Great Indian Hornbill
Buceros bicornis
VU Declining Western Ghats + NE India. Keystone seed disperser. Threatened by hunting for casque (used in jewellery, tribal headgear). State Bird of Kerala and Arunachal Pradesh.
Wild Water Buffalo
Bubalus arnee
EN ~3,000–4,000 Assam (Manas, Kaziranga) + Chhattisgarh (Udanti). Major threat: hybridisation with domestic buffalo. Only pure populations in northeast.
Lion-tailed Macaque
Macaca silenus
EN ~3,000–3,500 Endemic to Western Ghats. Shola forest specialist. Flagship species of Silent Valley NP conservation. Severely fragmented population.

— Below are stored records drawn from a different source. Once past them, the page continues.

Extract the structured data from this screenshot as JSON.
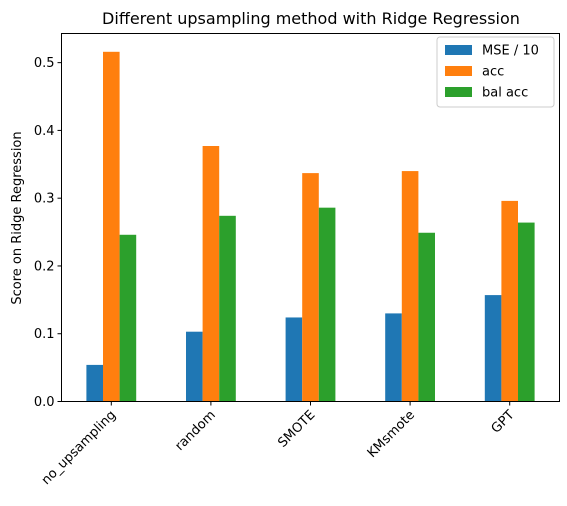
{
  "chart_data": {
    "type": "bar",
    "title": "Different upsampling method with Ridge Regression",
    "xlabel": "",
    "ylabel": "Score on Ridge Regression",
    "categories": [
      "no_upsampling",
      "random",
      "SMOTE",
      "KMsmote",
      "GPT"
    ],
    "series": [
      {
        "name": "MSE / 10",
        "color": "#1f77b4",
        "values": [
          0.054,
          0.103,
          0.124,
          0.13,
          0.157
        ]
      },
      {
        "name": "acc",
        "color": "#ff7f0e",
        "values": [
          0.516,
          0.377,
          0.337,
          0.34,
          0.296
        ]
      },
      {
        "name": "bal acc",
        "color": "#2ca02c",
        "values": [
          0.246,
          0.274,
          0.286,
          0.249,
          0.264
        ]
      }
    ],
    "ylim": [
      0,
      0.543
    ],
    "yticks": [
      0.0,
      0.1,
      0.2,
      0.3,
      0.4,
      0.5
    ],
    "ytick_labels": [
      "0.0",
      "0.1",
      "0.2",
      "0.3",
      "0.4",
      "0.5"
    ],
    "grid": false,
    "legend_position": "top-right"
  }
}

🚨 2026 UPSC Focus — Great Indian Bustard & Supreme Court
The Great Indian Bustard (GIB) case is extremely likely to appear in UPSC 2026 as it combines environment, energy policy, and constitutional law:

• April 2021: Supreme Court ordered underground power lines in Rajasthan desert to protect GIB from electrocution.

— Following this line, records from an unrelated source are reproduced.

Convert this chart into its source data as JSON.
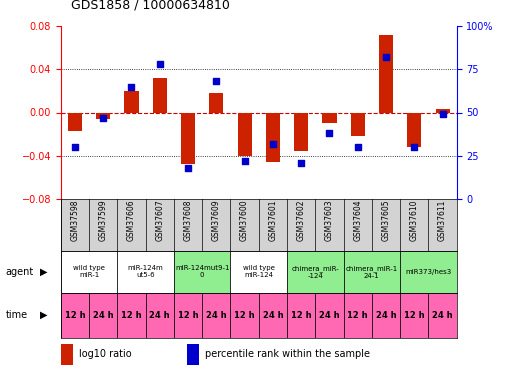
{
  "title": "GDS1858 / 10000634810",
  "samples": [
    "GSM37598",
    "GSM37599",
    "GSM37606",
    "GSM37607",
    "GSM37608",
    "GSM37609",
    "GSM37600",
    "GSM37601",
    "GSM37602",
    "GSM37603",
    "GSM37604",
    "GSM37605",
    "GSM37610",
    "GSM37611"
  ],
  "log10_ratio": [
    -0.017,
    -0.006,
    0.02,
    0.032,
    -0.048,
    0.018,
    -0.04,
    -0.046,
    -0.036,
    -0.01,
    -0.022,
    0.072,
    -0.032,
    0.003
  ],
  "percentile_rank": [
    30,
    47,
    65,
    78,
    18,
    68,
    22,
    32,
    21,
    38,
    30,
    82,
    30,
    49
  ],
  "agents": [
    {
      "label": "wild type\nmiR-1",
      "color": "#ffffff",
      "span": [
        0,
        2
      ]
    },
    {
      "label": "miR-124m\nut5-6",
      "color": "#ffffff",
      "span": [
        2,
        4
      ]
    },
    {
      "label": "miR-124mut9-1\n0",
      "color": "#90ee90",
      "span": [
        4,
        6
      ]
    },
    {
      "label": "wild type\nmiR-124",
      "color": "#ffffff",
      "span": [
        6,
        8
      ]
    },
    {
      "label": "chimera_miR-\n-124",
      "color": "#90ee90",
      "span": [
        8,
        10
      ]
    },
    {
      "label": "chimera_miR-1\n24-1",
      "color": "#90ee90",
      "span": [
        10,
        12
      ]
    },
    {
      "label": "miR373/hes3",
      "color": "#90ee90",
      "span": [
        12,
        14
      ]
    }
  ],
  "times": [
    "12 h",
    "24 h",
    "12 h",
    "24 h",
    "12 h",
    "24 h",
    "12 h",
    "24 h",
    "12 h",
    "24 h",
    "12 h",
    "24 h",
    "12 h",
    "24 h"
  ],
  "time_color": "#ff69b4",
  "ylim_left": [
    -0.08,
    0.08
  ],
  "ylim_right": [
    0,
    100
  ],
  "yticks_left": [
    -0.08,
    -0.04,
    0,
    0.04,
    0.08
  ],
  "yticks_right": [
    0,
    25,
    50,
    75,
    100
  ],
  "bar_color": "#cc2200",
  "dot_color": "#0000cc",
  "zeroline_color": "#cc0000",
  "grid_color": "#000000",
  "sample_bg": "#d3d3d3"
}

• August 2023: Supreme Court modified its own order, allowing overhead lines where underground installation is technically/economically infeasible — a rare judicial retreat under government pressure (solar energy interests).
• December 2023: Project Great Indian Bustard launched — captive breeding at Sam, Jaisalmer in collaboration with UAE (Al-Ain Zoo expertise in houbara bustard breeding).

Population is estimated at fewer than 150 — one of the rarest birds on Earth. At this level, demographic stochasticity (random events) can cause extinction. Primary threats: power line collision (58% of deaths), hunting in Pakistan, habitat loss to solar/wind farms in Thar Desert.